Storage Plugins
Nomad has built-in support for scheduling compute resources such as CPU, memory, and networking. Nomad's storage plugin support extends this to allow scheduling tasks with externally created storage volumes. Storage plugins are third-party plugins that conform to the Container Storage Interface (CSI) specification.
Storage plugins are created dynamically as Nomad jobs, unlike device
and task driver plugins that need to be installed and configured on
each client. Each dynamic plugin type has its own type-specific job
spec block; currently there is only the csi_plugin
type. Nomad
tracks which clients have instances of a given plugin, and
communicates with plugins over a Unix domain socket that it creates
inside the plugin's tasks.
CSI Plugins
Every storage vendor has its own APIs and workflows, and the industry-standard Container Storage Interface specification unifies these APIs in a way that's agnostic to both the storage vendor and the container orchestrator. Each storage provider can build its own CSI plugin. Jobs can claim storage volumes from AWS Elastic Block Storage (EBS) volumes, GCP persistent disks, Ceph, Portworx, vSphere, etc. The Nomad scheduler will be aware of volumes created by CSI plugins and schedule workloads based on the availability of volumes on a given Nomad client node. A list of available CSI plugins can be found in the Kubernetes CSI documentation. Any of these plugins should work with Nomad out of the box.
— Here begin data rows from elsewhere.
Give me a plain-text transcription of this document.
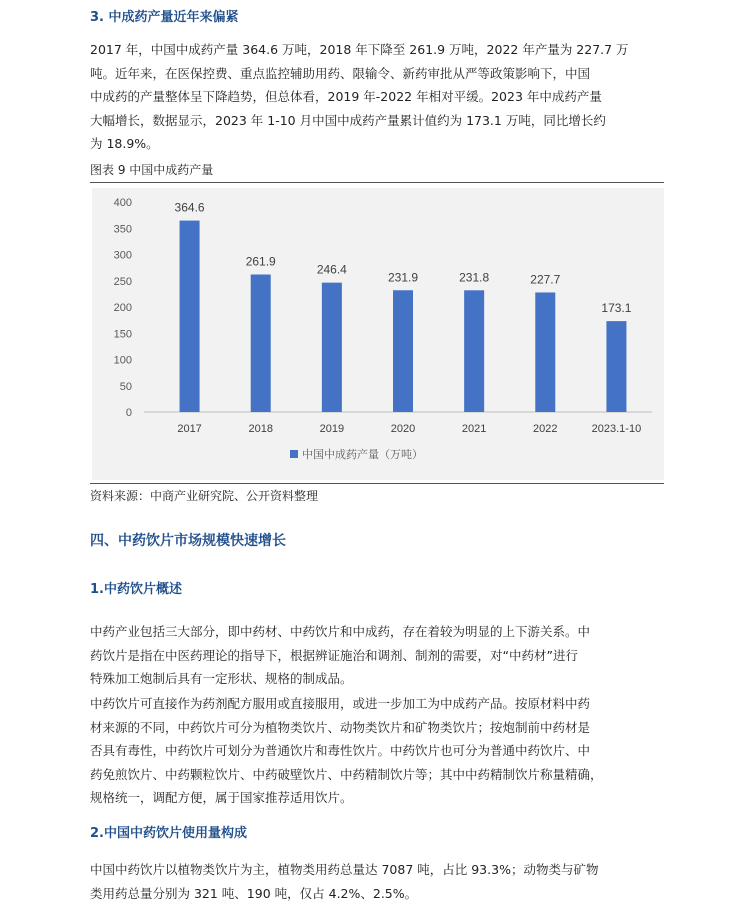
3. 中成药产量近年来偏紧
2017 年，中国中成药产量 364.6 万吨，2018 年下降至 261.9 万吨，2022 年产量为 227.7 万
吨。近年来，在医保控费、重点监控辅助用药、限输令、新药审批从严等政策影响下，中国
中成药的产量整体呈下降趋势，但总体看，2019 年-2022 年相对平缓。2023 年中成药产量
大幅增长，数据显示，2023 年 1-10 月中国中成药产量累计值约为 173.1 万吨，同比增长约
为 18.9%。
图表 9 中国中成药产量
0
50
100
150
200
250
300
350
400	364.6
2017
261.9
2018
246.4
2019
231.9
2020
231.8
2021
227.7
2022
173.1
2023.1-10
中国中成药产量（万吨）
资料来源：中商产业研究院、公开资料整理
四、中药饮片市场规模快速增长
1.中药饮片概述
中药产业包括三大部分，即中药材、中药饮片和中成药，存在着较为明显的上下游关系。中
药饮片是指在中医药理论的指导下，根据辨证施治和调剂、制剂的需要，对“中药材”进行
特殊加工炮制后具有一定形状、规格的制成品。
中药饮片可直接作为药剂配方服用或直接服用，或进一步加工为中成药产品。按原材料中药
材来源的不同，中药饮片可分为植物类饮片、动物类饮片和矿物类饮片；按炮制前中药材是
否具有毒性，中药饮片可划分为普通饮片和毒性饮片。中药饮片也可分为普通中药饮片、中
药免煎饮片、中药颗粒饮片、中药破壁饮片、中药精制饮片等；其中中药精制饮片称量精确，
规格统一，调配方便，属于国家推荐适用饮片。
2.中国中药饮片使用量构成
中国中药饮片以植物类饮片为主，植物类用药总量达 7087 吨，占比 93.3%；动物类与矿物
类用药总量分别为 321 吨、190 吨，仅占 4.2%、2.5%。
A CSI plugin task requires the csi_plugin
block:
There are three types of CSI plugins. Controller Plugins communicate with the storage provider's APIs. For example, for a job that needs an AWS EBS volume, Nomad will tell the controller plugin that it needs a volume to be "published" to the client node, and the controller will make the API calls to AWS to attach the EBS volume to the right EC2 instance. Node Plugins do the work on each client node, like creating mount points. Monolith Plugins are plugins that perform both the controller and node roles in the same instance. Not every plugin provider has or needs a controller; that's specific to the provider implementation.
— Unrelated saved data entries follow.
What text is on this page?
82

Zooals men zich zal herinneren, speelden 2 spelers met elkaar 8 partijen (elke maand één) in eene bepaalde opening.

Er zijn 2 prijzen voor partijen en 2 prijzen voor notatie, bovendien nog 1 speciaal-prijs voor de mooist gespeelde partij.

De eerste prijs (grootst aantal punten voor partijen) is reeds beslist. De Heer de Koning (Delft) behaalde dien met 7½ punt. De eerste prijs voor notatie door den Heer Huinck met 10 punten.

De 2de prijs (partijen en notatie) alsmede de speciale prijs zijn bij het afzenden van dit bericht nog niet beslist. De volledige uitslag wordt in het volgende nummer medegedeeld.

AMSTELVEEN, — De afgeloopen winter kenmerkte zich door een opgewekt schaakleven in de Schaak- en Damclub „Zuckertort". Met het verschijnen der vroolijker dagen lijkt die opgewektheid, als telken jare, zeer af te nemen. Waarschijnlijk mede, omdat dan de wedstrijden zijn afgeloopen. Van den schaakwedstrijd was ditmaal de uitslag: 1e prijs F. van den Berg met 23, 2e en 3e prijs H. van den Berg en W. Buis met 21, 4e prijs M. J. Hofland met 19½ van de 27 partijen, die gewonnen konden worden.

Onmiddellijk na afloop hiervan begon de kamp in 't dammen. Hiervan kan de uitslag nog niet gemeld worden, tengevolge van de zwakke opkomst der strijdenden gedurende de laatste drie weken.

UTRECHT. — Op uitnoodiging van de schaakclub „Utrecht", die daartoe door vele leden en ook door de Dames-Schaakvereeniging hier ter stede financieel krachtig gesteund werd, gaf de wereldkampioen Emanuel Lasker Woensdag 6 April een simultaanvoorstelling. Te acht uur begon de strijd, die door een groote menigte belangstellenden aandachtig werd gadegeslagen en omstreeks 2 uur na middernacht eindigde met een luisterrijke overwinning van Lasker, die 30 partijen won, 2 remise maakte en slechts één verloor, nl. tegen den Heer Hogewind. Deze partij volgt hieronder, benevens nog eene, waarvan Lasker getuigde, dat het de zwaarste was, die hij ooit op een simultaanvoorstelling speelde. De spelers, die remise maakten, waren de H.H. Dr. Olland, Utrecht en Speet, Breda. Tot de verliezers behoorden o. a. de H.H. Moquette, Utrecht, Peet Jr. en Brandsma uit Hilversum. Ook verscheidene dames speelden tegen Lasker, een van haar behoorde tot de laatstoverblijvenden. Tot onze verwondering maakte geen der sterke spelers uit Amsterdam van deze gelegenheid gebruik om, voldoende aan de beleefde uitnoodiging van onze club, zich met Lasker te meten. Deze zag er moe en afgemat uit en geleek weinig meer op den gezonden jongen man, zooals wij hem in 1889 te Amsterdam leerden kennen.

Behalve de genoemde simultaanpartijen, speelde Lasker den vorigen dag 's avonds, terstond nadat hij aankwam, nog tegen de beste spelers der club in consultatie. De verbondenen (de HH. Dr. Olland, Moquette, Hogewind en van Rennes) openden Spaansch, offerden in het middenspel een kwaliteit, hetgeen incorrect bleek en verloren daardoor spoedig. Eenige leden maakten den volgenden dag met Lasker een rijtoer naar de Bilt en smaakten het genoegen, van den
You should always run node plugins as Nomad system
jobs and use the
-ignore-system
flag on the nomad node drain
command to ensure that the
node plugins are still running while the node is being drained. Use
constraints for the node plugin jobs based on the availability of volumes. For
example, AWS EBS volumes are specific to particular availability zones with a
region. Controller plugins can be run as service
jobs.
Nomad exposes a Unix domain socket named csi.sock
inside each CSI
plugin task, and communicates over the gRPC protocol expected by the
CSI specification. The mount_dir
field tells Nomad where the plugin
expects to find the socket file.
Plugin Lifecycle and State
CSI plugins report their health like other Nomad jobs. If the plugin
crashes or otherwise terminates, Nomad will launch it again using the
same restart
and reschedule
logic used for other jobs. If plugins
are unhealthy, Nomad will mark the volumes they manage as
"unscheduable".
Storage plugins don't have any responsibility (or ability) to monitor the state of tasks that claim their volumes. Nomad sends mount and publish requests to storage plugins when a task claims a volume, and unmount and unpublish requests when a task stops.
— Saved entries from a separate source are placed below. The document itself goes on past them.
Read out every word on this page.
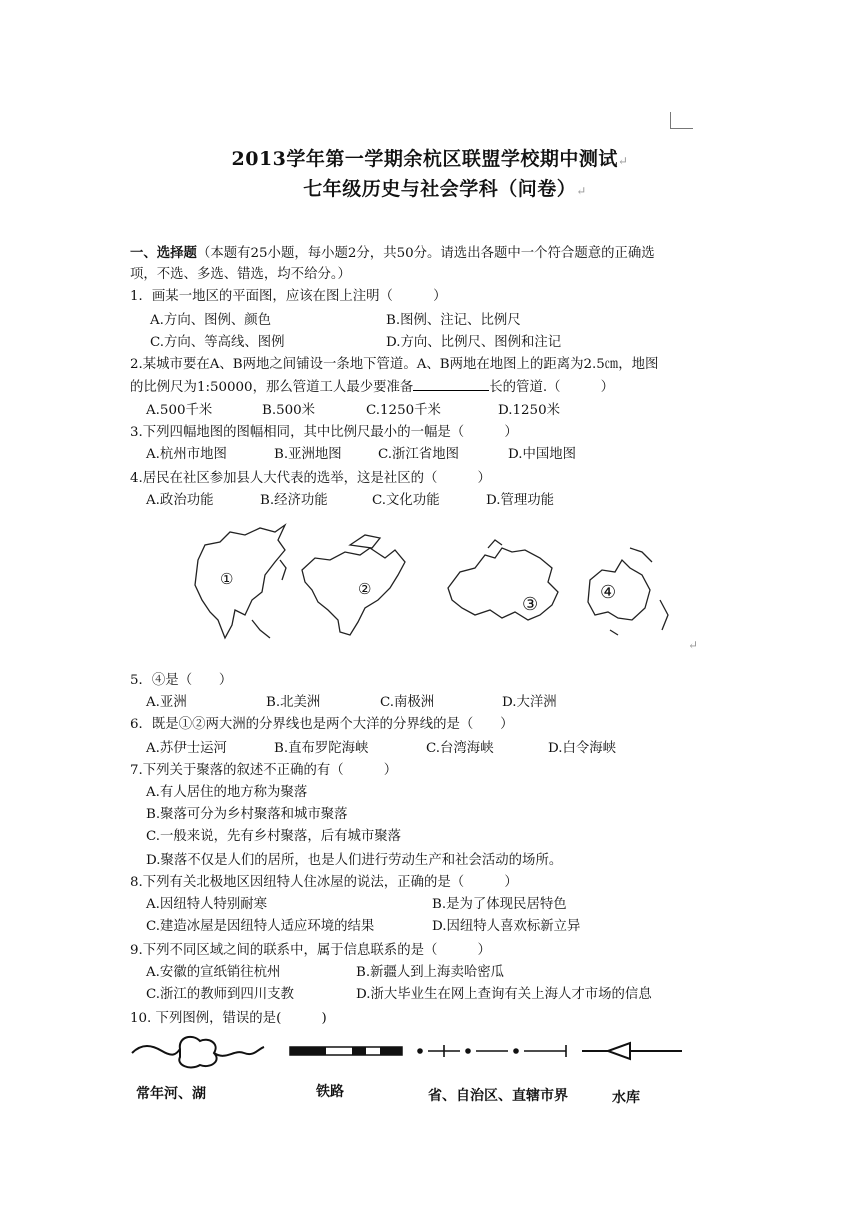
2013学年第一学期余杭区联盟学校期中测试↵
七年级历史与社会学科（问卷）↵
一、选择题（本题有25小题，每小题2分，共50分。请选出各题中一个符合题意的正确选
项，不选、多选、错选，均不给分。）
1．画某一地区的平面图，应该在图上注明（　　　）
A.方向、图例、颜色	B.图例、注记、比例尺
C.方向、等高线、图例	D.方向、比例尺、图例和注记
2.某城市要在A、B两地之间铺设一条地下管道。A、B两地在地图上的距离为2.5㎝，地图
的比例尺为1:50000，那么管道工人最少要准备	长的管道.（　　　）
A.500千米	B.500米	C.1250千米	D.1250米
3.下列四幅地图的图幅相同，其中比例尺最小的一幅是（　　　）
A.杭州市地图	B.亚洲地图	C.浙江省地图	D.中国地图
4.居民在社区参加县人大代表的选举，这是社区的（　　　）
A.政治功能	B.经济功能	C.文化功能	D.管理功能
①
②
③
④
↵
5．④是（　　）
A.亚洲	B.北美洲	C.南极洲	D.大洋洲
6．既是①②两大洲的分界线也是两个大洋的分界线的是（　　）
A.苏伊士运河	B.直布罗陀海峡	C.台湾海峡	D.白令海峡
7.下列关于聚落的叙述不正确的有（　　　）
A.有人居住的地方称为聚落
B.聚落可分为乡村聚落和城市聚落
C.一般来说，先有乡村聚落，后有城市聚落
D.聚落不仅是人们的居所，也是人们进行劳动生产和社会活动的场所。
8.下列有关北极地区因纽特人住冰屋的说法，正确的是（　　　）
A.因纽特人特别耐寒	B.是为了体现民居特色
C.建造冰屋是因纽特人适应环境的结果	D.因纽特人喜欢标新立异
9.下列不同区域之间的联系中，属于信息联系的是（　　　）
A.安徽的宣纸销往杭州	B.新疆人到上海卖哈密瓜
C.浙江的教师到四川支教	D.浙大毕业生在网上查询有关上海人才市场的信息
10. 下列图例，错误的是(　　　)
常年河、湖	铁路	省、自治区、直辖市界	水库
The dynamic plugin registry persists state to the Nomad client so that it can restore volume managers for plugin jobs after client restarts without disrupting storage.
Volume Lifecycle
The Nomad scheduler decides whether a given client can run an allocation based on whether it has a node plugin present for the volume. But before a task can use a volume the client needs to "claim" the volume for the allocation. The client makes an RPC call to the server and waits for a response; the allocation's tasks won't start until the volume has been claimed and is ready.
If the volume's plugin requires a controller, the server will send an RPC to the Nomad client where that controller is running. The Nomad client will forward this request over the controller plugin's gRPC socket. The controller plugin will make the request volume available to the node that needs it.
Once the controller is done (or if there's no controller required), the server will increment the count of claims on the volume and return to the client. This count passes through Nomad's state store so that Nomad has a consistent view of which volumes are available for scheduling.
The client then makes RPC calls to the node plugin running on that client, and the node plugin mounts the volume to a staging area in the Nomad data directory. Nomad will bind-mount this staged directory into each task that mounts the volume.
This cycle is reversed when a task that claims a volume becomes terminal. The client will send an "unpublish" RPC to the server, which will send "detach" RPCs to the node plugin. The node plugin unmounts the bind-mount from the allocation and unmounts the volume from the plugin (if it's not in use by another task). The server will then send "unpublish" RPCs to the controller plugin (if any), and decrement the claim count for the volume. At this point the volume’s claim capacity has been freed up for scheduling.